Thursday , July 29 2021

Singapore's war on sugar: what other countries are doing, Singapore News & Top Stories

Singapore joined others in the fight against sugar in the fight against diabetes, and could follow the example of imposing taxes and restrictions on the sale of sugary drinks.

Here's a look at what countries like Malaysia, Thailand, India and the United States are doing to reduce sugar intake among their citizens.

Malaysia: Asia's fattest nation needs to do more than tax sugar

In an attempt to reduce obesity in Malaysia, the government opted for a sugar tax to be implemented in April this year.

With almost half of its population obese, Malaysia is known as the fattest country in Asia.
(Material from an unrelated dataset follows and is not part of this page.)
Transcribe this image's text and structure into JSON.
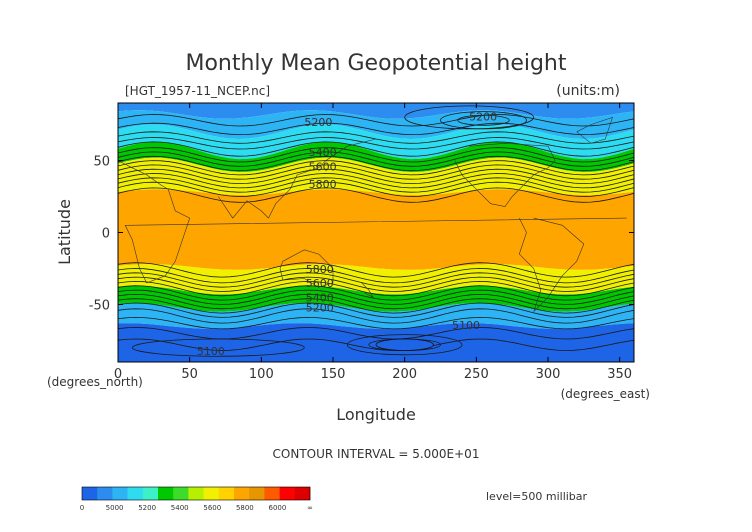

Pakatan Harapan's administration believes that taxing soft drinks and high-sugar juices would help alleviate the problem.


Philippines: sales below; savings in health care a possibility

The Philippines charged sugar syrup taxes on Jan. 1 last year as part of a broader tax reform package and to help prevent more than 24,000 premature deaths linked to diseases such as diabetes, stroke, and heart failure in 20 years.

A tax of 6 pesos (S $ 0.16) per liter was applied to beverages using sugar and other sweeteners, and 12 pesos per liter in high fructose corn syrup.


Thailand: Consumption sinks after sugar tax

The average Thai person consumed about 26 teaspoons of sugar every day, health officials revealed in 2015. While sugar is found in snacks and day-to-day food such as pasta, most are consumed by pre- packaged.

Concerned about the health costs of obesity, diabetes and heart disease, the government has introduced a sugar tax to encourage beverage manufacturers to reduce the sweetness of their products.


India: 'tax on sin' does nothing to quench thirst for sugary drinks

Often dubbed the "diabetes capital of the world," India has announced its intention to reduce consumption of sugary drinks by placing them at the highest 28% duty and goods tax rate in July 2017.

In addition, sweetened carbonated water and flavored water were covered by "pecuniary compensation" of 12%, ie a pecuniary charge, a category reserved mainly for harmful products such as tobacco.


United States: business successes, mistakes and reactions

Eight cities in the United States imposed taxes ranging from one cent to three cents ($ 0.02 to $ 0.04) per ounce (30 ml) on sugary drinks, the largest source of added sugar in the diet of Americans , since 2014.

While some of these taxes have been successful, others face a reaction from local merchants and consumers, with Cook County, Illinois, repealing its tax only two months after it went into effect.


Britain: Consumers not sold on obesity risk message

Britain's sugar tax was implemented last April in an attempt to combat childhood obesity and encourage soft drink producers to reformulate their products or reduce portion sizes.

On how the manufacturers responded, HM Revenue & Customs – says that between the announcement of the tax in 2016 and its implementation two years later, more than 50% of the volume drinks had enough sugar removed to cease to be affected by the fee.


Other parts of Europe

In France, a tax on sugary drinks, including those made with artificial sweeteners, was introduced with the aim of promoting healthy lifestyles in children and avoiding risks of obesity and type 2 diabetes.

In Norway, the sugar tax is paid on imported and domestically produced sugar. All candy, chocolate, chewing gum and items like cookies are also taxed. The non-alcoholic beverage rate extends to all sugary drinks, including those with artificial sweeteners. The sugar tax was designed to increase revenue from small luxuries – it was not intended to improve health.